Der Angreifer wurde nach der Tat vor dem Rathaus von Polizeikräften festgenommen. Die Beisetzung des 50-jährigen Hilmi Şen, der verheiratet war und zwei Kinder hinterließ, findet nach einer Zeremonie in der Merkez-Moschee im Bezirk Balışeyh statt.

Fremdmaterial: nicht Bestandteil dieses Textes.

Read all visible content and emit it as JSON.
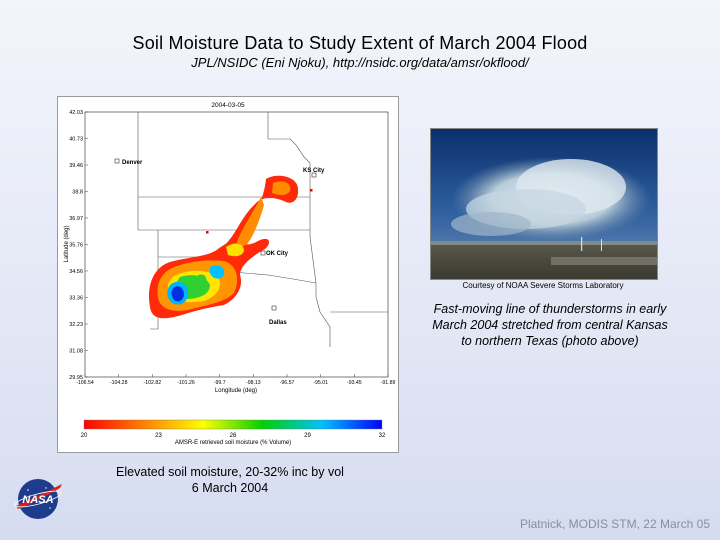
{
  "title": "Soil Moisture Data to Study Extent of March 2004 Flood",
  "subtitle": "JPL/NSIDC (Eni Njoku), http://nsidc.org/data/amsr/okflood/",
  "map": {
    "date": "2004-03-05",
    "ylabel": "Latitude (deg)",
    "xlabel": "Longitude (deg)",
    "yticks": [
      "42.03",
      "40.73",
      "39.46",
      "38.8",
      "36.97",
      "35.76",
      "34.56",
      "33.36",
      "32.23",
      "31.08",
      "29.95"
    ],
    "xticks": [
      "-106.54",
      "-104.28",
      "-102.82",
      "-101.26",
      "-99.7",
      "-98.13",
      "-96.57",
      "-95.01",
      "-93.45",
      "-91.89"
    ],
    "cities": [
      {
        "name": "Denver"
      },
      {
        "name": "KS City"
      },
      {
        "name": "OK City"
      },
      {
        "name": "Dallas"
      }
    ],
    "colorbar_ticks": [
      "20",
      "23",
      "26",
      "29",
      "32"
    ],
    "colorbar_label": "AMSR-E retrieved soil moisture (% Volume)",
    "colorbar_colors": [
      "#ff0000",
      "#ff8000",
      "#ffff00",
      "#00d000",
      "#00c0ff",
      "#0000ff"
    ]
  },
  "photo_credit": "Courtesy of NOAA Severe Storms Laboratory",
  "photo_caption": [
    "Fast-moving line of thunderstorms in early",
    "March 2004 stretched from central Kansas",
    "to northern Texas (photo above)"
  ],
  "bottom_caption": [
    "Elevated soil moisture, 20-32% inc by vol",
    "6 March 2004"
  ],
  "footer": "Platnick, MODIS STM, 22 March 05",
  "logo_text": "NASA"
}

VORBEREITUNGEN FÜR DEN BEITRITT ZUR AKP
Hilmi Şen, der bei den Kommunalwahlen am 31. März für die Yeniden Refah Partisi zum Bürgermeister von Balışeyh gewählt worden war, war vor etwa drei Monaten zurückgetreten. Er hatte damit auf Äußerungen reagiert, die nach parteiinternen Entwicklungen gegen den AKP-Vorsitzenden und Präsidenten Recep Tayyip Erdoğan gerichtet waren. Es wurde bekannt, dass Şen Vorbereitungen für einen Wechsel zur AKP traf und plante, seinen Beitritt in den kommenden Tagen bekannt zu geben.